I for the majority of my life have been single. This is dominantly a personal choice; a concoction of perfectionism and not wanting to commit, but I have always had friends who are also single. The one’s that have had partners have always scheduled time for me. The relationships have never been an issue.
That is until, one of my closest friends revealed that she was engaged. My initial happiness became clouded, when I soon realised that our potential holiday and time planned for me, would now be re edited. It sounded very childish and selfish, so I kept this feeling to myself. Eventually, when the honeymoon period died down, it was quickly replaced with the fact that she was pregnant. Two of my closest friends at the same time pregnant; it was an incredible moment. I shocked myself with how much emotion overcame me, especially when I saw the baby photos for the first time.
As happy as I am, it is undeniable that our friendships have now changed. I can only begin to imagine the stress of suddenly being responsible for another human life, whilst dealing with hormones and a completely different body. What is hard nevertheless, is going through your own big life decisions, realising that your best friend can no longer be free to support you.
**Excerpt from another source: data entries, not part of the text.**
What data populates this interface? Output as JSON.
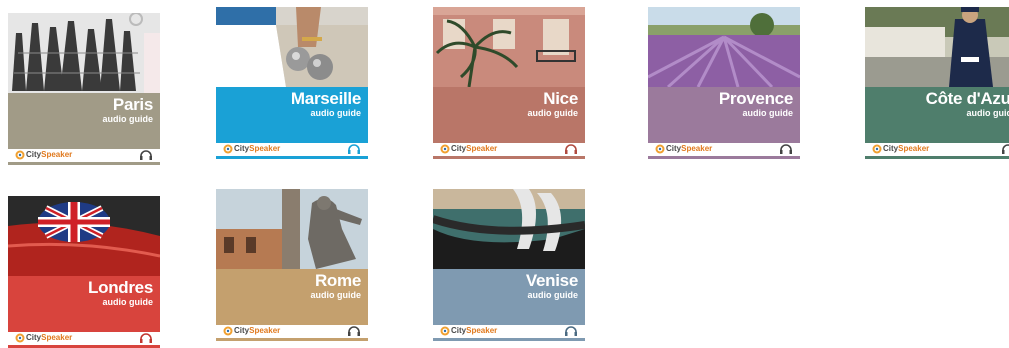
{
  "brand": {
    "part1": "City",
    "part2": "Speaker"
  },
  "cards": [
    {
      "city": "Paris",
      "subtitle": "audio guide",
      "band_color": "#a19b87",
      "icon": "eiffel-tower-keychains-photo"
    },
    {
      "city": "Marseille",
      "subtitle": "audio guide",
      "band_color": "#1aa1d6",
      "icon": "petanque-balls-photo"
    },
    {
      "city": "Nice",
      "subtitle": "audio guide",
      "band_color": "#b97668",
      "icon": "palm-facade-photo"
    },
    {
      "city": "Provence",
      "subtitle": "audio guide",
      "band_color": "#9b7a9c",
      "icon": "lavender-field-photo"
    },
    {
      "city": "Côte d'Azur",
      "subtitle": "audio guide",
      "band_color": "#4f7e6c",
      "icon": "doorman-photo"
    },
    {
      "city": "Londres",
      "subtitle": "audio guide",
      "band_color": "#d8443d",
      "icon": "union-jack-mirror-photo"
    },
    {
      "city": "Rome",
      "subtitle": "audio guide",
      "band_color": "#c4a06e",
      "icon": "roman-statue-photo"
    },
    {
      "city": "Venise",
      "subtitle": "audio guide",
      "band_color": "#7f9ab1",
      "icon": "gondolas-photo"
    }
  ]
}
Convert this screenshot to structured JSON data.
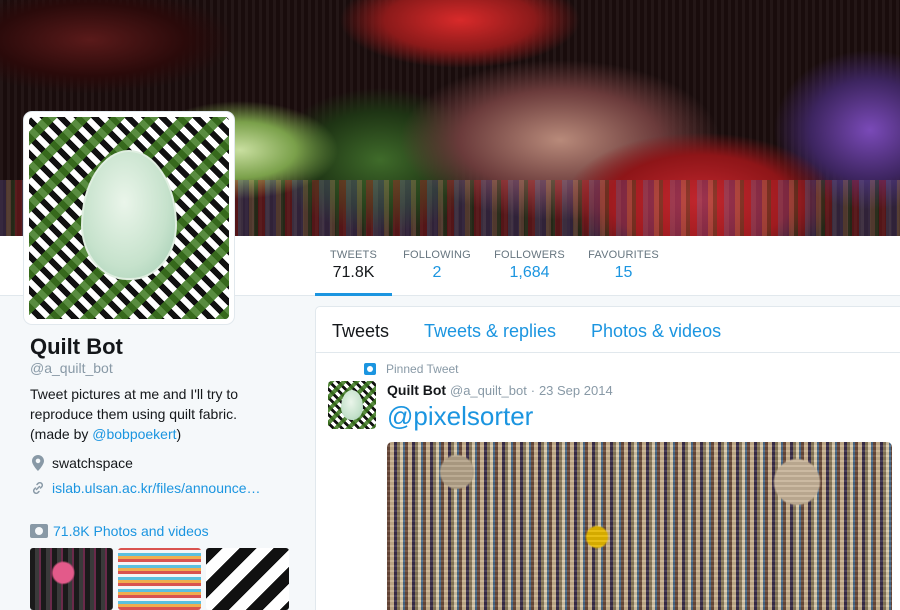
{
  "profile": {
    "name": "Quilt Bot",
    "handle": "@a_quilt_bot",
    "bio_text": "Tweet pictures at me and I'll try to reproduce them using quilt fabric. (made by ",
    "bio_mention": "@bobpoekert",
    "bio_end": ")",
    "location": "swatchspace",
    "url": "islab.ulsan.ac.kr/files/announce…",
    "photos_label": "71.8K Photos and videos"
  },
  "stats": {
    "tweets": {
      "label": "TWEETS",
      "value": "71.8K"
    },
    "following": {
      "label": "FOLLOWING",
      "value": "2"
    },
    "followers": {
      "label": "FOLLOWERS",
      "value": "1,684"
    },
    "favourites": {
      "label": "FAVOURITES",
      "value": "15"
    }
  },
  "timeline": {
    "tabs": [
      "Tweets",
      "Tweets & replies",
      "Photos & videos"
    ],
    "pinned_label": "Pinned Tweet",
    "tweet": {
      "name": "Quilt Bot",
      "handle": "@a_quilt_bot",
      "separator": "·",
      "date": "23 Sep 2014",
      "text": "@pixelsorter"
    }
  },
  "colors": {
    "accent": "#1b95e0",
    "text": "#14171a",
    "muted": "#8899a6",
    "background": "#f5f8fa"
  },
  "icons": {
    "location": "map-pin-icon",
    "url": "link-icon",
    "photos": "camera-icon",
    "pinned": "pin-icon"
  }
}
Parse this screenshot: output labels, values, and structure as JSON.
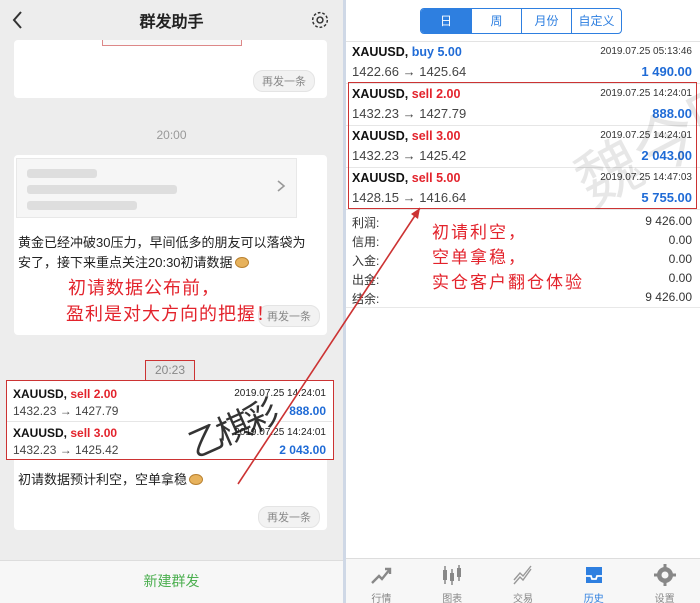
{
  "left": {
    "header": {
      "title": "群发助手"
    },
    "resend_label": "再发一条",
    "time1": "20:00",
    "message": "黄金已经冲破30压力，早间低多的朋友可以落袋为安了，接下来重点关注20:30初请数据",
    "annotation_line1": "初请数据公布前，",
    "annotation_line2": "盈利是对大方向的把握！",
    "time2": "20:23",
    "trades": [
      {
        "symbol": "XAUUSD,",
        "action": "sell 2.00",
        "date": "2019.07.25 14:24:01",
        "prices": "1432.23 → 1427.79",
        "profit": "888.00"
      },
      {
        "symbol": "XAUUSD,",
        "action": "sell 3.00",
        "date": "2019.07.25 14:24:01",
        "prices": "1432.23 → 1425.42",
        "profit": "2 043.00"
      }
    ],
    "message2": "初请数据预计利空，空单拿稳",
    "new_group": "新建群发"
  },
  "right": {
    "tabs": [
      "日",
      "周",
      "月份",
      "自定义"
    ],
    "rows": [
      {
        "symbol": "XAUUSD,",
        "action": "buy 5.00",
        "type": "buy",
        "date": "2019.07.25 05:13:46",
        "prices": "1422.66 → 1425.64",
        "profit": "1 490.00"
      },
      {
        "symbol": "XAUUSD,",
        "action": "sell 2.00",
        "type": "sell",
        "date": "2019.07.25 14:24:01",
        "prices": "1432.23 → 1427.79",
        "profit": "888.00"
      },
      {
        "symbol": "XAUUSD,",
        "action": "sell 3.00",
        "type": "sell",
        "date": "2019.07.25 14:24:01",
        "prices": "1432.23 → 1425.42",
        "profit": "2 043.00"
      },
      {
        "symbol": "XAUUSD,",
        "action": "sell 5.00",
        "type": "sell",
        "date": "2019.07.25 14:47:03",
        "prices": "1428.15 → 1416.64",
        "profit": "5 755.00"
      }
    ],
    "summary": [
      {
        "label": "利润:",
        "value": "9 426.00"
      },
      {
        "label": "信用:",
        "value": "0.00"
      },
      {
        "label": "入金:",
        "value": "0.00"
      },
      {
        "label": "出金:",
        "value": "0.00"
      },
      {
        "label": "结余:",
        "value": "9 426.00"
      }
    ],
    "annotation": [
      "初请利空，",
      "空单拿稳，",
      "实仓客户翻仓体验"
    ],
    "watermark": "魏今团队",
    "tabbar": [
      {
        "label": "行情",
        "icon": "quotes-icon"
      },
      {
        "label": "图表",
        "icon": "chart-icon"
      },
      {
        "label": "交易",
        "icon": "trade-icon"
      },
      {
        "label": "历史",
        "icon": "history-icon",
        "active": true
      },
      {
        "label": "设置",
        "icon": "settings-icon"
      }
    ]
  },
  "colors": {
    "accent": "#2e7fe0",
    "annotation_red": "#e3232c",
    "profit_blue": "#1f6bd6",
    "new_group_green": "#4caf50"
  }
}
In these situations, you hopefully figure it out and end up with an even closer best friend, or you depart and go separate ways, knowing that you have lost shared interests. Some may say that only sincere relationships will last through anything, but I do not believe that friendship is as straightforward as this.
We always consider the family first. Despite being close to mine, I have a very unique and dependant bond with my friends. Ignoring acquaintances, these people know far more than most about me. They have been there through my 2am anxiety fears, when I can melt into panic mode, through to my heartache, when I continually ran back to a man who could not commit. The thought of giving them up is such an inconceivable notion. I do not think I would be me, without them.
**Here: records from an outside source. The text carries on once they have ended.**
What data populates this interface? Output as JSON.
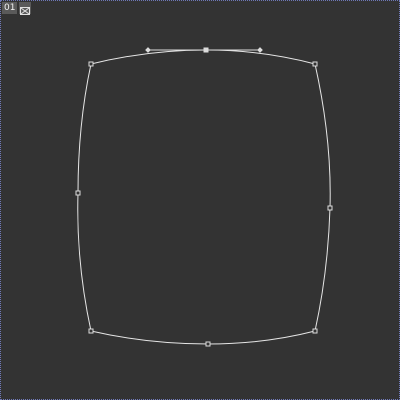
{
  "viewport": {
    "number_label": "01",
    "close_icon": "close-icon",
    "accent_border_color": "#6f79b8",
    "background_color": "#333333"
  }
}
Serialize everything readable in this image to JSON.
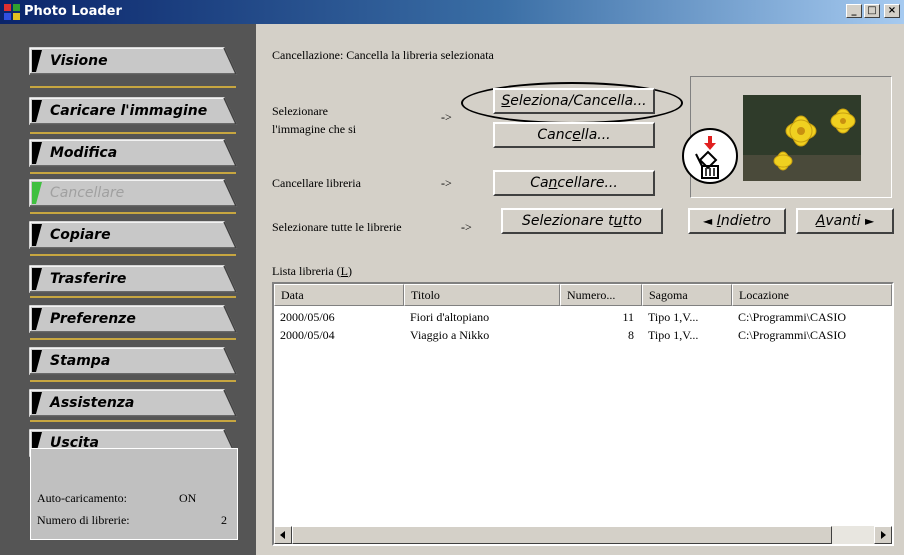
{
  "window": {
    "title": "Photo Loader",
    "min_label": "_",
    "max_label": "□",
    "close_label": "×"
  },
  "sidebar": {
    "items": [
      {
        "label": "Visione"
      },
      {
        "label": "Caricare l'immagine"
      },
      {
        "label": "Modifica"
      },
      {
        "label": "Cancellare",
        "state": "disabled"
      },
      {
        "label": "Copiare"
      },
      {
        "label": "Trasferire"
      },
      {
        "label": "Preferenze"
      },
      {
        "label": "Stampa"
      },
      {
        "label": "Assistenza"
      },
      {
        "label": "Uscita"
      }
    ],
    "status": {
      "auto_label": "Auto-caricamento:",
      "auto_value": "ON",
      "count_label": "Numero di librerie:",
      "count_value": "2"
    }
  },
  "main": {
    "header": "Cancellazione: Cancella la libreria selezionata",
    "select_image_line1": "Selezionare",
    "select_image_line2": "l'immagine che si",
    "arrow1": "->",
    "delete_library_label": "Cancellare libreria",
    "arrow2": "->",
    "select_all_label": "Selezionare tutte le librerie",
    "arrow3": "->",
    "select_delete_btn": {
      "pre": "",
      "u": "S",
      "post": "eleziona/Cancella..."
    },
    "delete_btn": {
      "pre": "Canc",
      "u": "e",
      "post": "lla..."
    },
    "cancel_library_btn": {
      "pre": "Ca",
      "u": "n",
      "post": "cellare..."
    },
    "select_all_btn": {
      "pre": "Selezionare t",
      "u": "u",
      "post": "tto"
    },
    "back_btn": {
      "arrow": "◄",
      "u": "I",
      "post": "ndietro"
    },
    "next_btn": {
      "u": "A",
      "post": "vanti",
      "arrow": "►"
    },
    "list_label_pre": "Lista libreria (",
    "list_label_u": "L",
    "list_label_post": ")",
    "columns": [
      "Data",
      "Titolo",
      "Numero...",
      "Sagoma",
      "Locazione"
    ],
    "rows": [
      [
        "2000/05/06",
        "Fiori d'altopiano",
        "11",
        "Tipo 1,V...",
        "C:\\Programmi\\CASIO"
      ],
      [
        "2000/05/04",
        "Viaggio a Nikko",
        "8",
        "Tipo 1,V...",
        "C:\\Programmi\\CASIO"
      ]
    ]
  },
  "colors": {
    "accent": "#c7a640",
    "title_start": "#0a246a",
    "sidebar_bg": "#555555"
  }
}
Only, I have lost many friends. It hurt every time, a more drawn out heartbreak. It hits you when you have a funny memory and can no longer share it with the person that was there. Sometimes, it is organic and work or location, stops forcing you to communicate. Other occasions, it comes at a shock; one minute you cannot go a day without talking, the next you have not spoken in years.
Facebook we pretend, grants us opportunity to re-link back to these lost companions. Mainly you end up watching their lives go by, with you not really involved. It is not always life circumstances. Your friends may just give you up. They might become jealous of your new-found confidence, your new promotion, or maybe they just don’t agree with you anymore. Maybe you become too clingy, without even noticing.
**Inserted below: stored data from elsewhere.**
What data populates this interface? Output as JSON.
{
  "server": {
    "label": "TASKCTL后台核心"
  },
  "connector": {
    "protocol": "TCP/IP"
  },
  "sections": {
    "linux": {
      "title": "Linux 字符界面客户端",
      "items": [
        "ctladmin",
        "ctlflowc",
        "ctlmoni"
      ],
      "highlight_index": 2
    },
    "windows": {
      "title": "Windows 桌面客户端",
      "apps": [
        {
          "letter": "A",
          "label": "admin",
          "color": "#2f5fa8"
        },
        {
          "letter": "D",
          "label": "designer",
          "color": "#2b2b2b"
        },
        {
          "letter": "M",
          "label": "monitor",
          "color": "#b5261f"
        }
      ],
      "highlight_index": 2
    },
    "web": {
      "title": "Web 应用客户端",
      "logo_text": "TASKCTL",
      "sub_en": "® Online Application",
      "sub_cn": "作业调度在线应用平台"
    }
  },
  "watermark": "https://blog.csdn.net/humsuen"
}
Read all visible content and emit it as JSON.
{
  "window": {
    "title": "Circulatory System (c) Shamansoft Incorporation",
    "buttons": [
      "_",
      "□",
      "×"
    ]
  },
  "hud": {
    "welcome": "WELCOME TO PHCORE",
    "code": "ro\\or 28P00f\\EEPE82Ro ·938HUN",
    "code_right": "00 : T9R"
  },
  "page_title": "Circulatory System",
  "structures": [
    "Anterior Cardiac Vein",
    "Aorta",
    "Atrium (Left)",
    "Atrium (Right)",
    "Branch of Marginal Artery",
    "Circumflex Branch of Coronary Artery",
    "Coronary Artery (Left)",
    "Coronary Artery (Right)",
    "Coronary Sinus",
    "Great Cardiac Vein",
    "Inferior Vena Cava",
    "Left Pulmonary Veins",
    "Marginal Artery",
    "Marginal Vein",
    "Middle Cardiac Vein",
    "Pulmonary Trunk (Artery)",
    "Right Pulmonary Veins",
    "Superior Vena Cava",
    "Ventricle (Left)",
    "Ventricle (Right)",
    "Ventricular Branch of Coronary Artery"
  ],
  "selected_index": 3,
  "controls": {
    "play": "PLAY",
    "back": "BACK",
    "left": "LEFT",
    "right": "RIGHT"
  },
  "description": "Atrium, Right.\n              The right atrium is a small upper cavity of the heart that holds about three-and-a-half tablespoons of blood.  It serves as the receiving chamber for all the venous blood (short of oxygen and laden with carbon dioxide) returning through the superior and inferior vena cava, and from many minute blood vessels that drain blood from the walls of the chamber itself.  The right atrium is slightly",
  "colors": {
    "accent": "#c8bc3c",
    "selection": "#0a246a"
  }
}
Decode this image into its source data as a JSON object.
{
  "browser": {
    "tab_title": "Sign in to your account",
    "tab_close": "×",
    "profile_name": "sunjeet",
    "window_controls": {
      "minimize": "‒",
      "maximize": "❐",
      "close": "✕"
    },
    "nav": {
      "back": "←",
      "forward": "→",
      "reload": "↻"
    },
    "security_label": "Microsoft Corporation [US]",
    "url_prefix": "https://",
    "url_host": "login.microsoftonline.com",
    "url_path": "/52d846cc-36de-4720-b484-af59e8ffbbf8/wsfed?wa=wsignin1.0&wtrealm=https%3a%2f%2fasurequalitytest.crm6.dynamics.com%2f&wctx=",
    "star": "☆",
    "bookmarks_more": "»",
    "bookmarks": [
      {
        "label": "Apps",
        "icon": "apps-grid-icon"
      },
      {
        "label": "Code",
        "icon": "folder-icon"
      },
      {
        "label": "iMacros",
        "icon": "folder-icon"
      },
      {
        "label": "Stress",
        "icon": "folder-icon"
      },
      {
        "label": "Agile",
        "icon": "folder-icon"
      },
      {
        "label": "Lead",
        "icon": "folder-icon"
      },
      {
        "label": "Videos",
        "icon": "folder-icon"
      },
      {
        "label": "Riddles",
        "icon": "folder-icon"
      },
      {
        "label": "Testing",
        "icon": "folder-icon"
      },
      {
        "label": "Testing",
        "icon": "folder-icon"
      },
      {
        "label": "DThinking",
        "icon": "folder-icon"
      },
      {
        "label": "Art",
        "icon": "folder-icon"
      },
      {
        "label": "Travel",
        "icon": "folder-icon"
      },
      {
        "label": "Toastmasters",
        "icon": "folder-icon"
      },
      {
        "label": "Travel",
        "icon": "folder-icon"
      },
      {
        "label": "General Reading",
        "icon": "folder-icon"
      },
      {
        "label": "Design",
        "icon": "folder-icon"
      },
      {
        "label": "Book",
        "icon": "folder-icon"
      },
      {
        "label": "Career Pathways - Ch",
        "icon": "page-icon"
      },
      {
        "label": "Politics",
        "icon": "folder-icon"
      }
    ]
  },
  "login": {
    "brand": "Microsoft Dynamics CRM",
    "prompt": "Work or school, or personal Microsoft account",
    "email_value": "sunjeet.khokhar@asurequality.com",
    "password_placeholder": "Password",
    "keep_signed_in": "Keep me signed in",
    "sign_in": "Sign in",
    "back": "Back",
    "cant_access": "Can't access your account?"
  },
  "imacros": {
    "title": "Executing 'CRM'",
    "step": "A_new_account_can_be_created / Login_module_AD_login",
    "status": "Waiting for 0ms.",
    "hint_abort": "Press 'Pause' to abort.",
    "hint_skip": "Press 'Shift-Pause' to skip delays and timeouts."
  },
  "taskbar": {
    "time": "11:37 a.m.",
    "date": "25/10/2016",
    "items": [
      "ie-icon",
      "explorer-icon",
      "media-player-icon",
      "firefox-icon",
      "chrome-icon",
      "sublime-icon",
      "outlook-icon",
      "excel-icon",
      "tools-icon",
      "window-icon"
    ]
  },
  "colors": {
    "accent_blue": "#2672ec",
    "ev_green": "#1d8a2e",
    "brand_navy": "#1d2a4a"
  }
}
We do not always know the reason. True friendships are a meaningful relationship. Yes they become secondary when you have a husband you adore more than life itself and yes they become secondary when you move away and have new connections to make. You do not need to make love to your friends (maybe you do), or move in with them, to build a lasting partnership.
Why give up a person who has been there from your childhood? Why do we sometimes feel that sacrifices need to be made, that we can no longer keep our friendships? I remember my mother, slowly losing time with each and I always wondered why.
The beaches is one of my favourite films. Despite the sad ending, it was one of the greatest depictions of a loving friendship. Two women whose lives were contrasting, whose jealousy was admitted and competitivity between a man, was simply dissolved. Just like real-life, they struggled to see eye-to-eye. One wanted the bright lights of a successful career, the other married and played a doting mother. In the end, they both saw something in each other’s lives that was missing in theirs and rather than boast or compete, they stuck together. When does this happen normally?
Pondering these thoughts, I watch another episode of Friends. I teach myself that we can have it all. We do not need to say goodbye to friends when life comes calling, unless they start to cause us pain.